Citizens of the western Canadian province of Alberta have a good reason to smile this northern winter.
The oil and gas-rich part of Canada, home to just under 3 million people, has decided that some of its bumper inflows of cash from the doubling of energy prices over the last year will be directly handed over to its lucky residents.
Each Albertan is to receive a so-called "prosperity bonus," a one-off payment of hundreds of Canadian dollars as the province's premier, Ralph Klein, struggles to find things to do with his growing budget surplus.
That should bring a warm glow to the inhabitants of the capital, Edmonton, where temperatures regularly fall to -50oC in the winter.
Alberta, which sits on some of the world's largest oil and gas reserves, is Canada's biggest oil producer by far, though neighboring British Columbia and Saskatchewan have also enjoyed windfalls from the rise in oil prices, which three weeks ago set an all-time high above US$70 a barrel.
Prices are expected to rise even higher if Hurricane Rita wreaks anything like the havoc Katrina did on the US Gulf coast.
Klein can look forward, it is estimated, to a budget surplus of C$8 billion (US$6.83 billion) this year, of which half would be due to the oil windfall.
The province is already debt-free and has the lowest taxes in the country, so Klein, a conservative, has decided that about a third of the unexpected extra cash will be mailed to grateful citizens early next year.
Local media have calculated that the cheque each person gets could be in the region of US$256-US$341, but Klein has suggested that the amounts could be "significantly larger." In fact, he said, the media estimates are not "even in the ball park."
You might think Canadians would be cock-a-hoop about the handout and, indeed, Klein says people have been calling him asking "where's my cheque?"
But maybe it's the long, dark nights of winter that make some Albertans grumpy.
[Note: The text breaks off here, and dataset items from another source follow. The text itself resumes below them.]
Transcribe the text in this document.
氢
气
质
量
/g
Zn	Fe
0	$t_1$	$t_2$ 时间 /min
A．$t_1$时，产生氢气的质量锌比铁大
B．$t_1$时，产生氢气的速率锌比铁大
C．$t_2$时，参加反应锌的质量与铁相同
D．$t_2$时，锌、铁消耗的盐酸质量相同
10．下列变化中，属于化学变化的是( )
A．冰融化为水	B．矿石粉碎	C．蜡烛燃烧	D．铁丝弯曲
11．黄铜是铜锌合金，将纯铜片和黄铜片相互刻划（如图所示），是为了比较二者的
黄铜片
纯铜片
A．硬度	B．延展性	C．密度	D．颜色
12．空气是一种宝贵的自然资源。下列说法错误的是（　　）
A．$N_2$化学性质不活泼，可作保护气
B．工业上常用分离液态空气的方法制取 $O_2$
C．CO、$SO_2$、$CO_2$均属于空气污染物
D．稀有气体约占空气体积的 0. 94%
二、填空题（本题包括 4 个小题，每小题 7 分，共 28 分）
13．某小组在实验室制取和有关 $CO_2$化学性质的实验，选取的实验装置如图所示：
Some have complained that with unemployment at zero and retail spending also high, the last thing the government should be doing is giving people more money for flat-screen televisions and SUVs.
Business leaders have urged that the money be spent on corporate tax cuts while some economists say all, rather than some, of it should be spent on infrastructure such as roads and schools, which suffered big spending cuts in the 1990s as the Edmonton government moved to pay off its budget deficit.